Тихо было кругом и прекрасно. Чиклин остановился в недоуменном помышлении. По-прежнему покорно храпел медведь, собирая силы для завтрашней работы и для нового чувства жизни. Он больше не увидит мучившего его кулачества и обрадуется своему существованию. Теперь, наверно, молотобоец будет бить по подковам и шинному железу с еще большим сердечным усердием, раз есть на свете неведомая сила, которая оставила в деревне только тех средних людей, какие ему нравятся, какие молча делают полезное вещество и чувствуют частичное счастье: весь же точный смысл жизни и всемирное счастье должны томиться в груди роющего землю пролетарского класса, чтобы сердца молотобойца и Чиклина лишь надеялись и дышали, чтоб их трудящаяся рука была верна и терпелива.
Чиклин в заботе закрыл чьи-то распахнутые ворота, потом осмотрел уличный порядок — цело ли все, и, заметив пропадающий на дороге армяк, поднял его и снес в сени ближней избы: пусть хранится для трудового блага.
Склонившись корпусом от доверчивой надежды, Чиклин пошел по дворовым задам — смотреть Вощева дальше. Он перелезал через плетневые устройства, проходил мимо глиняных стен жилищ, укреплял накренившиеся колья и постоянно видел, как от тощих загородок сразу начиналась бесконечная порожняя зима. Настя смело может застынуть в таком чужом мире, потому что земля состоит не для зябнущего детства: только такие, как молотобоец, могли вытерпеть здесь свою жизнь, и то поседели от нее. «Я еще не рожался, а ты уж лежала, бедная, неподвижная моя! — сказал вблизи голос Вощева, человека. — Значит, ты давно терпишь: иди греться!»
Чиклин повернул голову вкось и заметил, что Вощев нагнулся за деревом и кладет что-то в мешок, который был уже полон.
— Ты чего, Вощев?
— Так, — сказал тот и, завязав мешку горло, положил себе на спину этот груз.
Они пошли вдвоем ночевать на Оргдвор.
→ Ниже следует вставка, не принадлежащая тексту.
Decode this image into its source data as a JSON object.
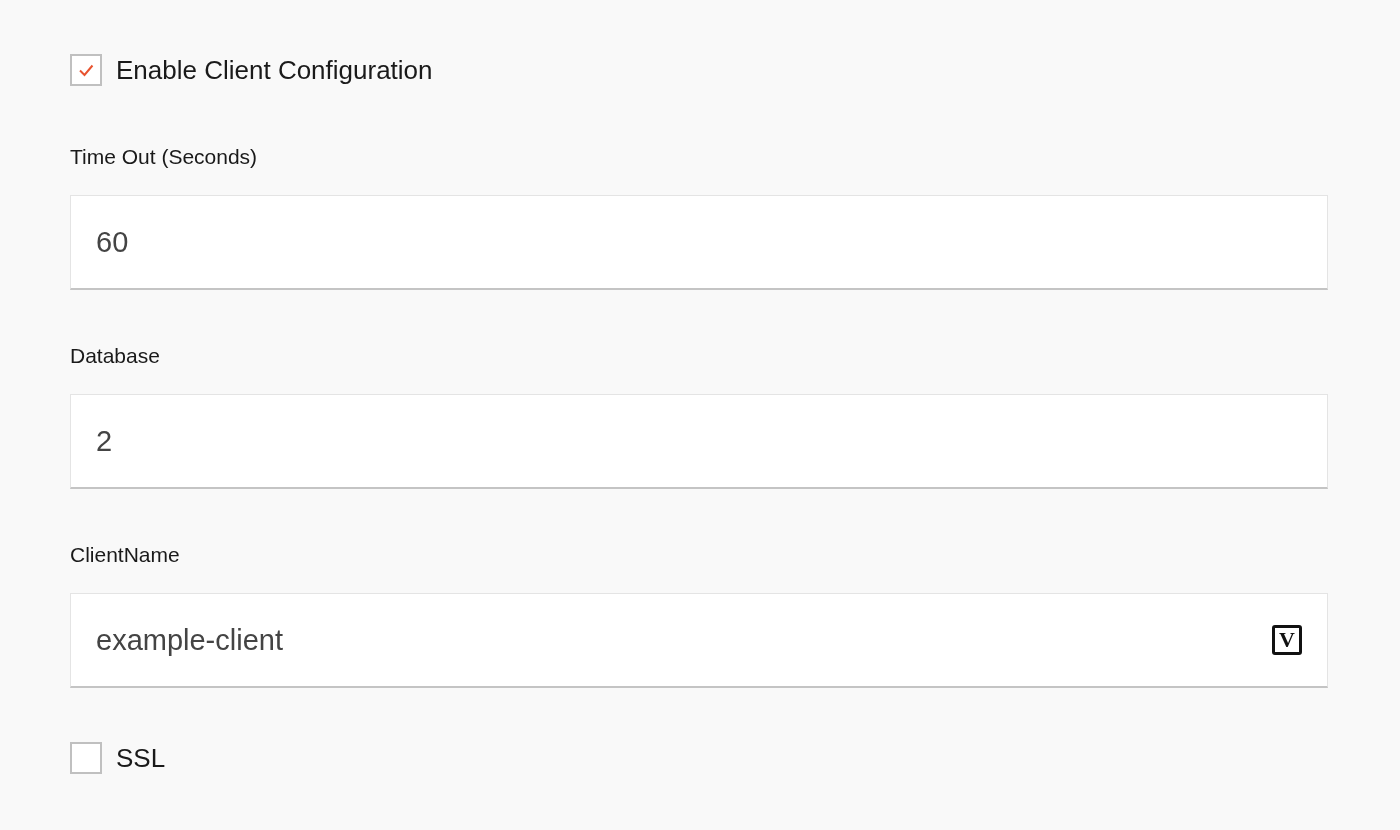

Луна склонилась уже далеко ниже, деревня стояла в черных тенях, все глухо смолкло, лишь одна сгустившаяся от холода река шевелилась в обжитых сельских берегах.
Колхоз непоколебимо спал на Оргдворе. В Оргдоме горел огонь безопасности — одна лампа на всю потухшую деревню; у лампы сидел активист за умственным трудом, он чертил графы ведомости, куда хотел занести все данные бедняцко-середняцкого благоустройства, чтоб уже была вечная, формальная картина и опыт как основа.
— Запиши и мое добро! — попросил Вощев, распаковывая мешок.
Он собрал по деревне все нищие, отвергнутые предметы, всю мелочь безвестности и всякое беспамятство — для социалистического отмщения. Эта истершаяся терпеливая ветхость некогда касалась батрацкой, кровной плоти, в этих вещах запечатлена навеки тягость согбенной жизни, истраченной без сознательного смысла и погибшей без славы где-нибудь под соломенной рожью земли. Вощев, не полностью соображая, со скупостью скопил в мешок вещественные остатки потерянных людей, живших, подобно ему, без истины и которые скончались ранее победного конца. Сейчас он предъявлял тех ликвидированных тружеников к лицу власти и будущего, чтобы посредством организации вечного смысла людей добиться отмщения — за тех, кто тихо лежит в земной глубине.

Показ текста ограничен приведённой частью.